Le jeune homme montrait alors les deux ouvriers qui déroulaient au travers du quai un long câble d’acier qui brillait à la lueur des réverbères que l’on commençait à allumer et qui apparaissait bien un câble électrique, en effet.
— Je ne sais pas, répondait le père Cornélius, je ne sais pas, mais je m’en moque, ce n’est toujours pas cela qui fera vendre ma musique.

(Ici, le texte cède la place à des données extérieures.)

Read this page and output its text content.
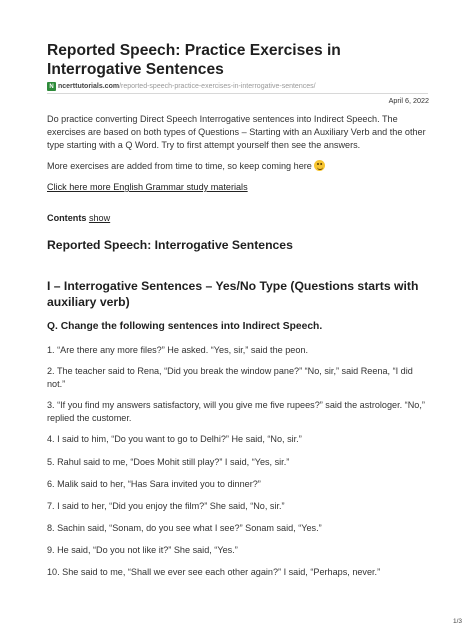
Reported Speech: Practice Exercises in Interrogative Sentences
N ncerttutorials.com /reported-speech-practice-exercises-in-interrogative-sentences/
April 6, 2022

Do practice converting Direct Speech Interrogative sentences into Indirect Speech. The exercises are based on both types of Questions – Starting with an Auxiliary Verb and the other type starting with a Q Word. Try to first attempt yourself then see the answers.

More exercises are added from time to time, so keep coming here

Click here more English Grammar study materials
Contents show
Reported Speech: Interrogative Sentences
I – Interrogative Sentences – Yes/No Type (Questions starts with auxiliary verb)
Q. Change the following sentences into Indirect Speech.

1. “Are there any more files?” He asked. “Yes, sir,” said the peon.

2. The teacher said to Rena, “Did you break the window pane?” “No, sir,” said Reena, “I did not.”

3. “If you find my answers satisfactory, will you give me five rupees?” said the astrologer. “No,” replied the customer.

4. I said to him, “Do you want to go to Delhi?” He said, “No, sir.”

5. Rahul said to me, “Does Mohit still play?” I said, “Yes, sir.”

6. Malik said to her, “Has Sara invited you to dinner?”

7. I said to her, “Did you enjoy the film?” She said, “No, sir.”

8. Sachin said, “Sonam, do you see what I see?” Sonam said, “Yes.”

9. He said, “Do you not like it?” She said, “Yes.”

10. She said to me, “Shall we ever see each other again?” I said, “Perhaps, never.”

1/3
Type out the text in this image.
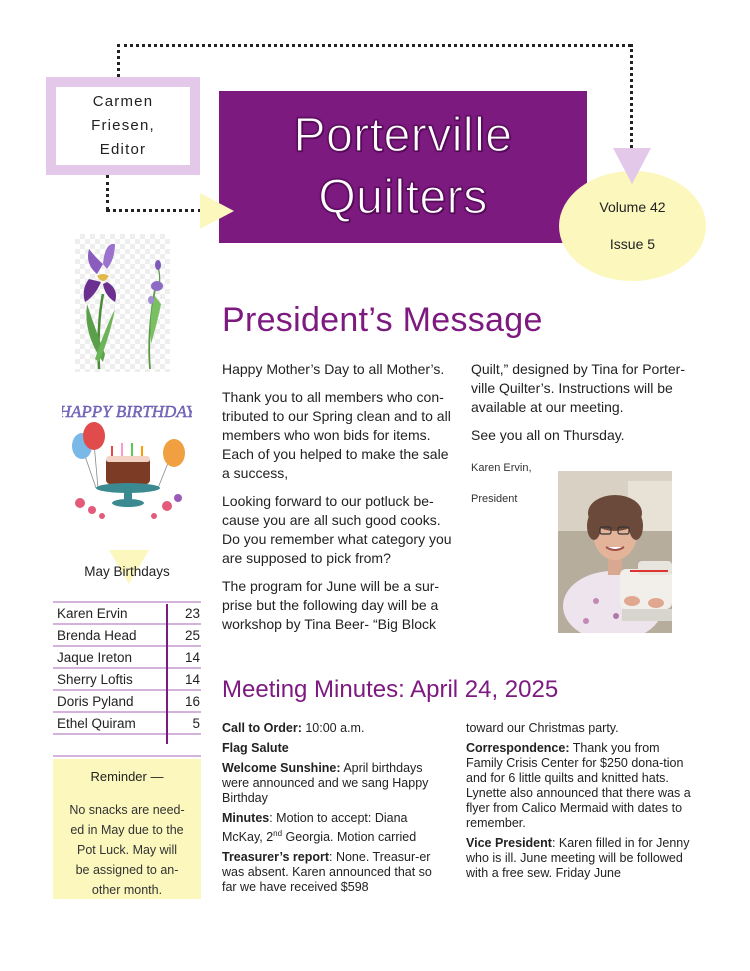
Carmen
Friesen,
Editor	Porterville
Quilters	Volume 42
Issue 5
HAPPY BIRTHDAY
May Birthdays
Karen Ervin	23
Brenda Head	25
Jaque Ireton	14
Sherry Loftis	14
Doris Pyland	16
Ethel Quiram	5
Reminder —
No snacks are need-
ed in May due to the
Pot Luck. May will
be assigned to an-
other month.
President’s Message

Happy Mother’s Day to all Mother’s.

Thank you to all members who con-tributed to our Spring clean and to all members who won bids for items. Each of you helped to make the sale a success,

Looking forward to our potluck be-cause you are all such good cooks. Do you remember what category you are supposed to pick from?

The program for June will be a sur-prise but the following day will be a workshop by Tina Beer- “Big Block

Quilt,” designed by Tina for Porter-ville Quilter’s. Instructions will be available at our meeting.

See you all on Thursday.

Karen Ervin,
President
Meeting Minutes: April 24, 2025

Call to Order: 10:00 a.m.

Flag Salute

Welcome Sunshine: April birthdays were announced and we sang Happy Birthday

Minutes: Motion to accept: Diana McKay, 2nd Georgia. Motion carried

Treasurer’s report: None. Treasur-er was absent. Karen announced that so far we have received $598

toward our Christmas party.

Correspondence: Thank you from Family Crisis Center for $250 dona-tion and for 6 little quilts and knitted hats. Lynette also announced that there was a flyer from Calico Mermaid with dates to remember.

Vice President: Karen filled in for Jenny who is ill. June meeting will be followed with a free sew. Friday June
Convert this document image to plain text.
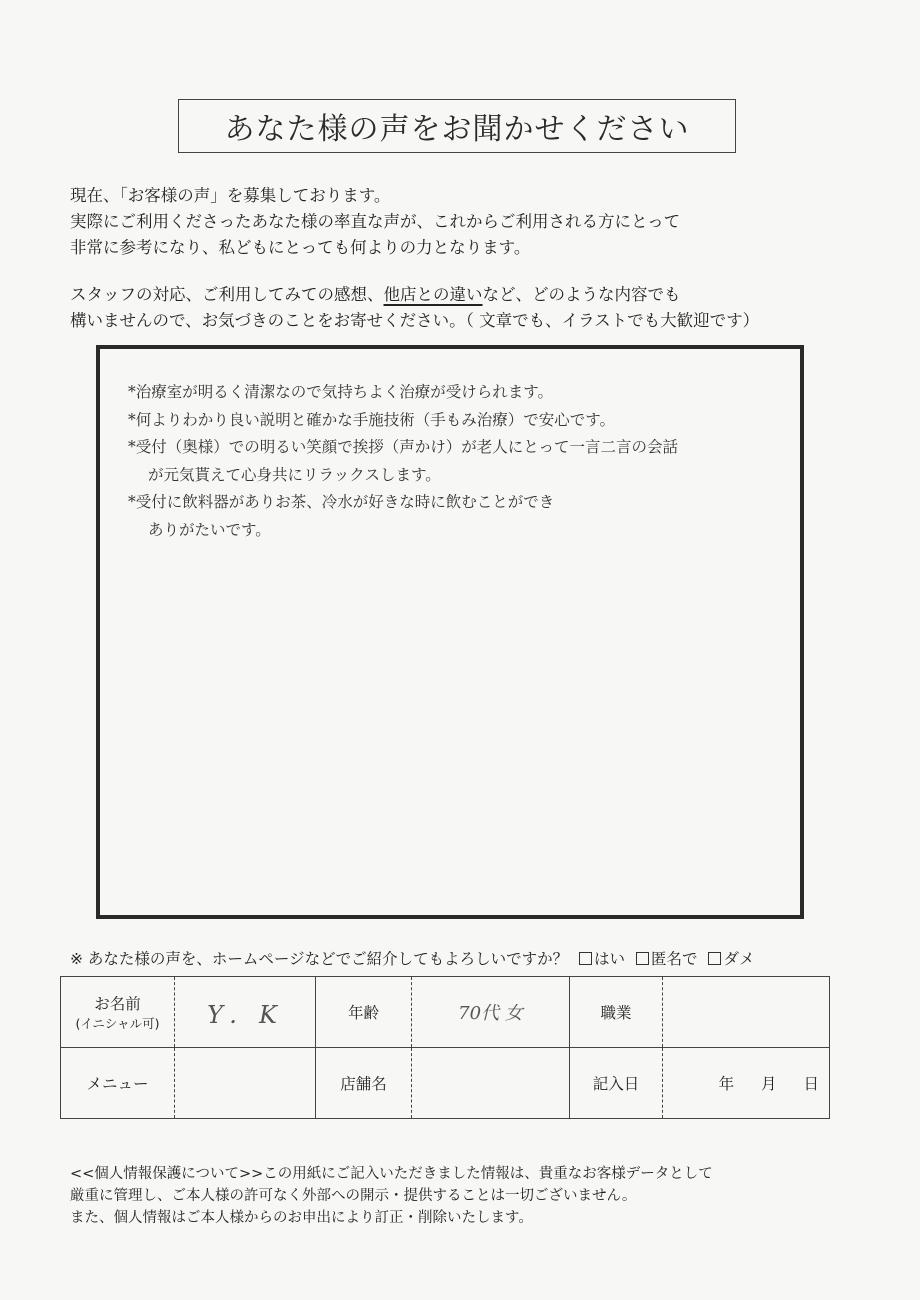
あなた様の声をお聞かせください

現在、「お客様の声」を募集しております。

実際にご利用くださったあなた様の率直な声が、これからご利用される方にとって

非常に参考になり、私どもにとっても何よりの力となります。

スタッフの対応、ご利用してみての感想、他店との違いなど、どのような内容でも

構いませんので、お気づきのことをお寄せください。（ 文章でも、イラストでも大歓迎です）

*治療室が明るく清潔なので気持ちよく治療が受けられます。
*何よりわかり良い説明と確かな手施技術（手もみ治療）で安心です。
*受付（奥様）での明るい笑顔で挨拶（声かけ）が老人にとって一言二言の会話
が元気貰えて心身共にリラックスします。
*受付に飲料器がありお茶、冷水が好きな時に飲むことができ
ありがたいです。
※ あなた様の声を、ホームページなどでご紹介してもよろしいですか？ はい 匿名で ダメ
お名前
(イニシャル可)	Y．K	年齢	70代 女	職業	
メニュー		店舗名		記入日	年 月 日

<<個人情報保護について>>この用紙にご記入いただきました情報は、貴重なお客様データとして

厳重に管理し、ご本人様の許可なく外部への開示・提供することは一切ございません。

また、個人情報はご本人様からのお申出により訂正・削除いたします。
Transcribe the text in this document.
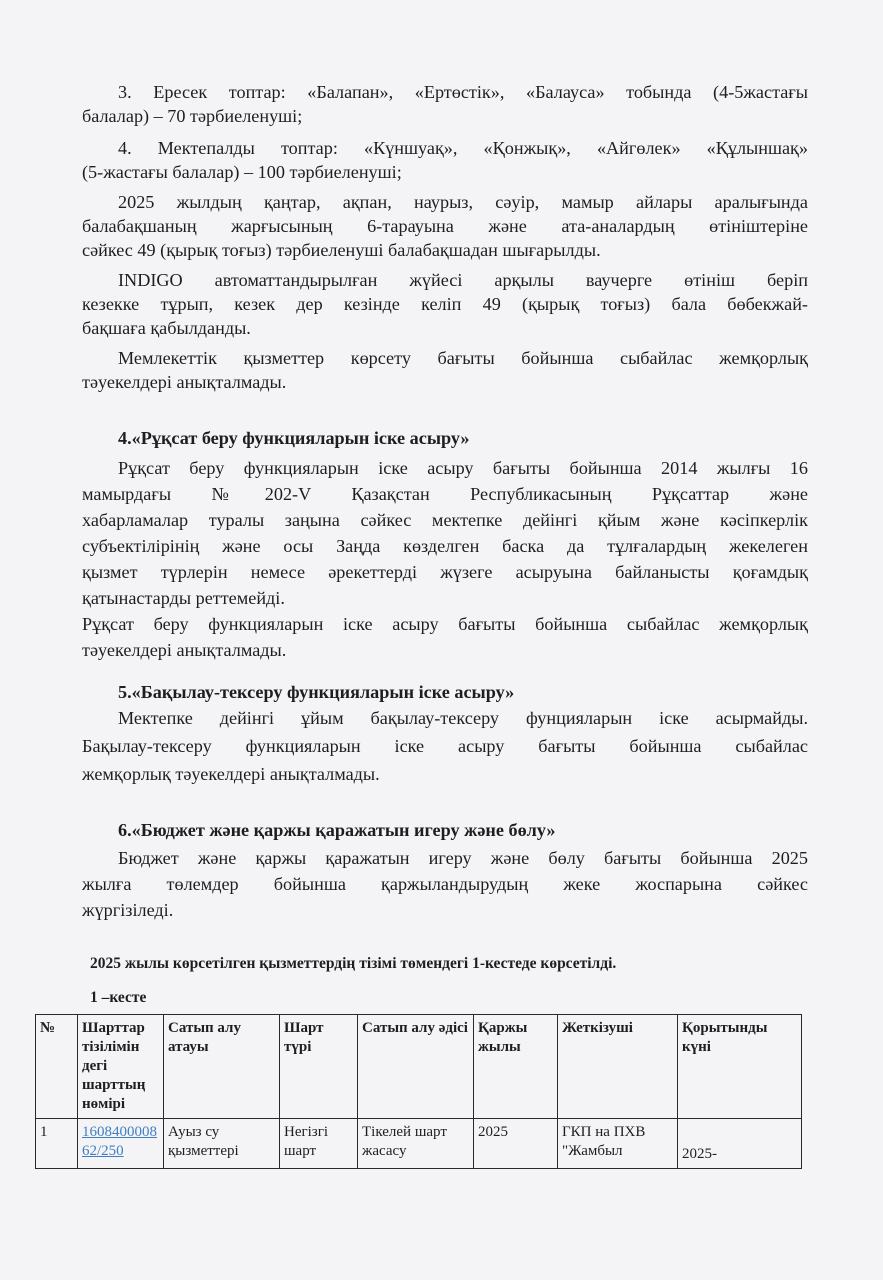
3. Ересек топтар: «Балапан», «Ертөстік», «Балауса» тобында (4-5жастағы
балалар) – 70 тәрбиеленуші;
4. Мектепалды топтар: «Күншуақ», «Қонжық», «Айгөлек» «Құлыншақ»
(5-жастағы балалар) – 100 тәрбиеленуші;
2025 жылдың қаңтар, ақпан, наурыз, сәуір, мамыр айлары аралығында
балабақшаның жарғысының 6-тарауына және ата-аналардың өтініштеріне
сәйкес 49 (қырық тоғыз) тәрбиеленуші балабақшадан шығарылды.
INDIGO автоматтандырылған жүйесі арқылы ваучерге өтініш беріп
кезекке тұрып, кезек дер кезінде келіп 49 (қырық тоғыз) бала бөбекжай-
бақшаға қабылданды.
Мемлекеттік қызметтер көрсету бағыты бойынша сыбайлас жемқорлық
тәуекелдері анықталмады.
4.«Рұқсат беру функцияларын іске асыру»
Рұқсат беру функцияларын іске асыру бағыты бойынша 2014 жылғы 16
мамырдағы №202-V Қазақстан Республикасының Рұқсаттар және
хабарламалар туралы заңына сәйкес мектепке дейінгі қйым және кәсіпкерлік
субъектілірінің және осы Заңда көзделген баска да тұлғалардың жекелеген
қызмет түрлерін немесе әрекеттерді жүзеге асыруына байланысты қоғамдық
қатынастарды реттемейді.
Рұқсат беру функцияларын іске асыру бағыты бойынша сыбайлас жемқорлық
тәуекелдері анықталмады.
5.«Бақылау-тексеру функцияларын іске асыру»
Мектепке дейінгі ұйым бақылау-тексеру фунцияларын іске асырмайды.
Бақылау-тексеру функцияларын іске асыру бағыты бойынша сыбайлас
жемқорлық тәуекелдері анықталмады.
6.«Бюджет және қаржы қаражатын игеру және бөлу»
Бюджет және қаржы қаражатын игеру және бөлу бағыты бойынша 2025
жылға төлемдер бойынша қаржыландырудың жеке жоспарына сәйкес
жүргізіледі.
2025 жылы көрсетілген қызметтердің тізімі төмендегі 1-кестеде көрсетілді.
1 –кесте
№	Шарттар тізілімін дегі шарттың нөмірі	Сатып алу атауы	Шарт түрі	Сатып алу әдісі	Қаржы жылы	Жеткізуші	Қорытынды күні
1	160840000862/250	Ауыз су қызметтері	Негізгі шарт	Тікелей шарт жасасу	2025	ГКП на ПХВ "Жамбыл	2025-
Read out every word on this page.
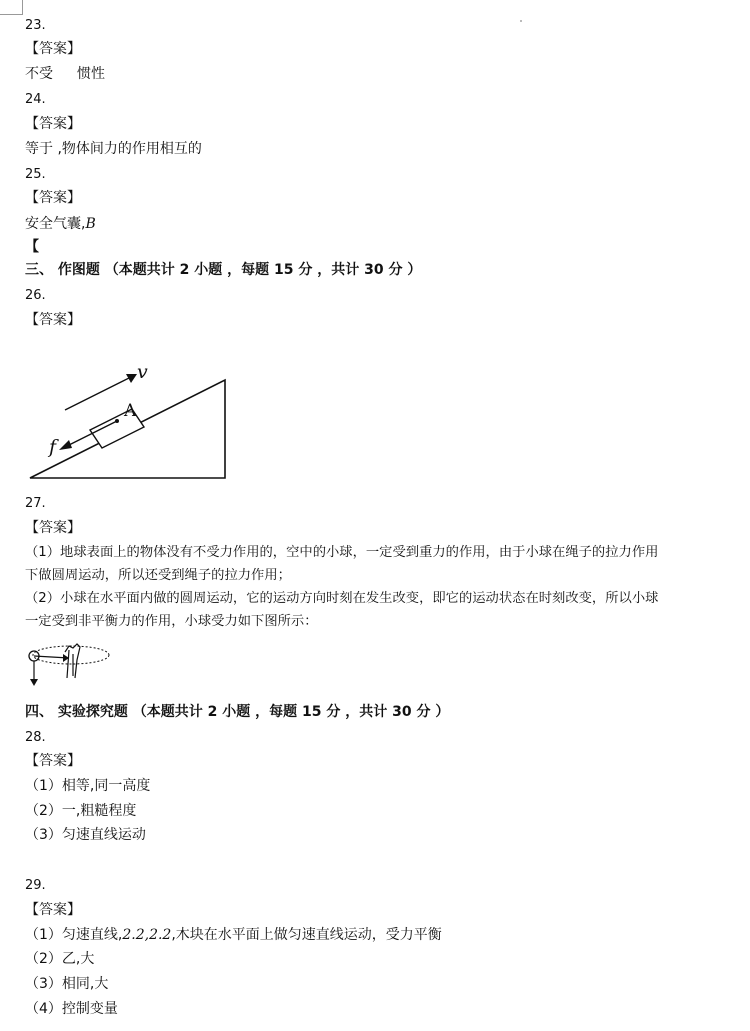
23.
【答案】
不受 惯性
24.
【答案】
等于 ,物体间力的作用相互的
25.
【答案】
安全气囊,B
【
三、 作图题 （本题共计 2 小题 ，每题 15 分 ，共计 30 分 ）
26.
【答案】
v
f
A
27.
【答案】
（1）地球表面上的物体没有不受力作用的，空中的小球，一定受到重力的作用，由于小球在绳子的拉力作用
下做圆周运动，所以还受到绳子的拉力作用；
（2）小球在水平面内做的圆周运动，它的运动方向时刻在发生改变，即它的运动状态在时刻改变，所以小球
一定受到非平衡力的作用，小球受力如下图所示：
四、 实验探究题 （本题共计 2 小题 ，每题 15 分 ，共计 30 分 ）
28.
【答案】
（1）相等,同一高度
（2）一,粗糙程度
（3）匀速直线运动
29.
【答案】
（1）匀速直线,2.2,2.2,木块在水平面上做匀速直线运动，受力平衡
（2）乙,大
（3）相同,大
（4）控制变量
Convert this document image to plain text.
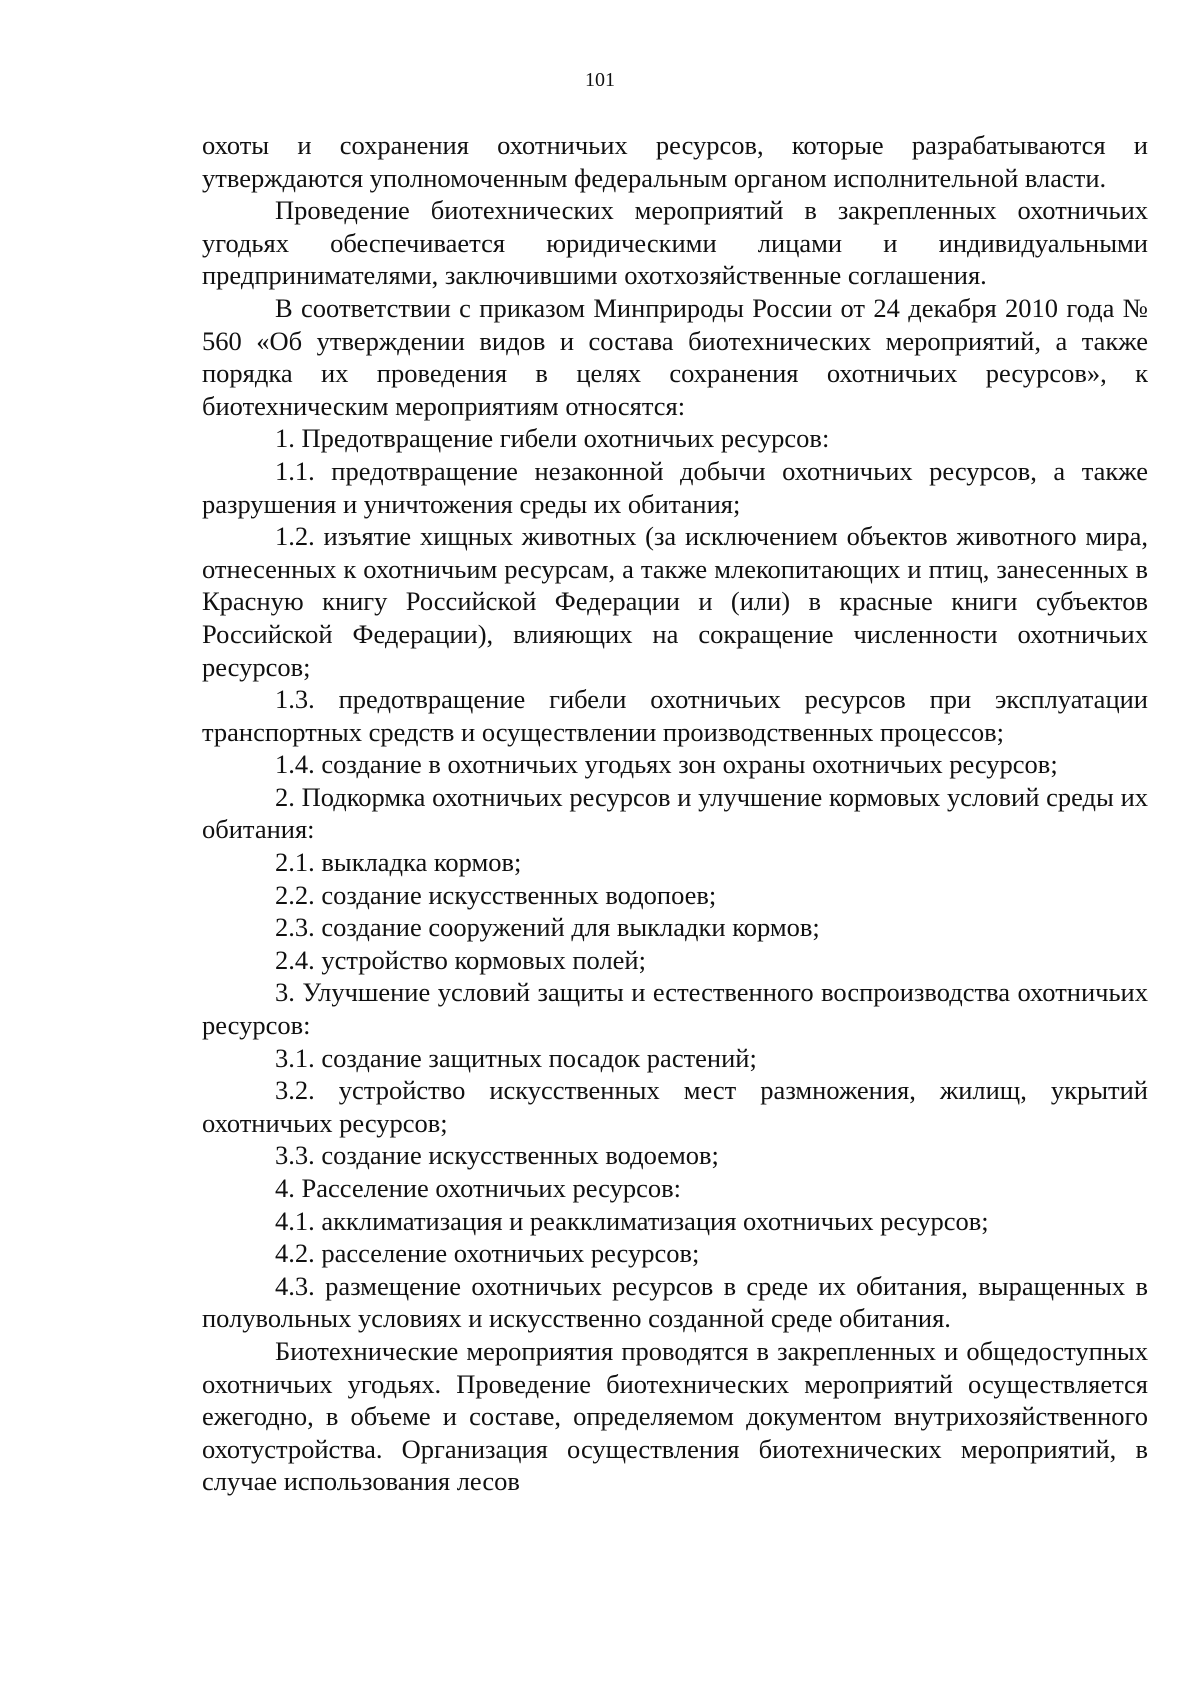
101

охоты и сохранения охотничьих ресурсов, которые разрабатываются и утверждаются уполномоченным федеральным органом исполнительной власти.

Проведение биотехнических мероприятий в закрепленных охотничьих угодьях обеспечивается юридическими лицами и индивидуальными предпринимателями, заключившими охотхозяйственные соглашения.

В соответствии с приказом Минприроды России от 24 декабря 2010 года № 560 «Об утверждении видов и состава биотехнических мероприятий, а также порядка их проведения в целях сохранения охотничьих ресурсов», к биотехническим мероприятиям относятся:

1. Предотвращение гибели охотничьих ресурсов:

1.1. предотвращение незаконной добычи охотничьих ресурсов, а также разрушения и уничтожения среды их обитания;

1.2. изъятие хищных животных (за исключением объектов животного мира, отнесенных к охотничьим ресурсам, а также млекопитающих и птиц, занесенных в Красную книгу Российской Федерации и (или) в красные книги субъектов Российской Федерации), влияющих на сокращение численности охотничьих ресурсов;

1.3. предотвращение гибели охотничьих ресурсов при эксплуатации транспортных средств и осуществлении производственных процессов;

1.4. создание в охотничьих угодьях зон охраны охотничьих ресурсов;

2. Подкормка охотничьих ресурсов и улучшение кормовых условий среды их обитания:

2.1. выкладка кормов;

2.2. создание искусственных водопоев;

2.3. создание сооружений для выкладки кормов;

2.4. устройство кормовых полей;

3. Улучшение условий защиты и естественного воспроизводства охотничьих ресурсов:

3.1. создание защитных посадок растений;

3.2. устройство искусственных мест размножения, жилищ, укрытий охотничьих ресурсов;

3.3. создание искусственных водоемов;

4. Расселение охотничьих ресурсов:

4.1. акклиматизация и реакклиматизация охотничьих ресурсов;

4.2. расселение охотничьих ресурсов;

4.3. размещение охотничьих ресурсов в среде их обитания, выращенных в полувольных условиях и искусственно созданной среде обитания.

Биотехнические мероприятия проводятся в закрепленных и общедоступных охотничьих угодьях. Проведение биотехнических мероприятий осуществляется ежегодно, в объеме и составе, определяемом документом внутрихозяйственного охотустройства. Организация осуществления биотехнических мероприятий, в случае использования лесов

Le brave homme paraissait en grande intimité avec celui qui l’entretenait, car il continuait d’un ton familier :
— Et vous, êtes-vous content du moment ? Devenez-vous millionnaire ?
— Pas très vite !
— Pourtant, vous avez bien du talent. Ah nom d’un chien !
Abandonnant sa chaise et s’étirant à la façon d’un homme qu’une longue immobilité a engourdi, le bouquiniste répétait avec conviction :
— Ah vous avez bien du talent ! Tenez, je me rappelle quand vous jouiez le fameux drame. Vous savez le crime…
Soudain, le bouquiniste éclata de rire :
— Tenez, figurez-vous une chose, reprenait-il. Depuis ce jour-là, je n’ai jamais mis les pieds dans un théâtre. Ah ! quand vous aurez des billets…
— Des billets, père Cornélius, tout le monde m’en demande. Hélas, je n’en ai pas beaucoup, et puis, je ne suis plus là-bas, j’ai changé de théâtre.
— Ah bah ! et où êtes-vous donc ?
— Au Théâtre Ornano.
— Oui, oui, je connais, à la Fourche de la rue Clignancourt, pas vrai ?
— Tout juste.
Le bouquiniste souleva sa calotte noire, gratta son crâne chauve, puis demanda :
— Dites donc, rappelez-moi donc votre nom ?
— Dick, père Cornélius.
— C’est vrai, monsieur Dick. Parbleu, je vous connais bien, mais j’oublie toujours comment vous vous appelez. Pourquoi diable que vous avez choisi ce nom-là ? C’est pas un nom de chrétien, c’est presque un nom de chien.
Or, à la remarque du bonhomme, le jeune homme avait éclaté de rire :
— C’est un nom anglais, père Cornélius, répondit-il, et je l’ai pris parce qu’il fait bien au théâtre ! Voyez-vous, quand on est acteur comme moi, la question du nom a une grande importance. Dick, cela se retient, cela sonne.
— Mais pourquoi n’avoir pas pris un nom français ?
— Affaire de mode, père Cornélius. Les Français prennent des noms anglais et les Anglais des noms français.
Tandis que le jeune acteur du Théâtre Ornanos’entretenait ainsi avec le père Cornélius, Bouzille, qui d’abord avait écouté avec intérêt leur conversation tant qu’elle avait eu trait à Tête-de-Lard et à La Carafe, les deux apaches amis de Fantômas, avait cessé d’y prêter la moindre attention.
Bouzille n’avait plus d’yeux que pour les gens de l’autobus qui demeuraient toujours groupés autour de leur véhicule, et aussi pour Tête-de-Lard et La Carafe qui, après avoir étendu sur le sol, au travers du quai, un long câble d’acier, éparpillaient maintenant en tous sens leur boîte à outils comme à la recherche d’instruments de travail.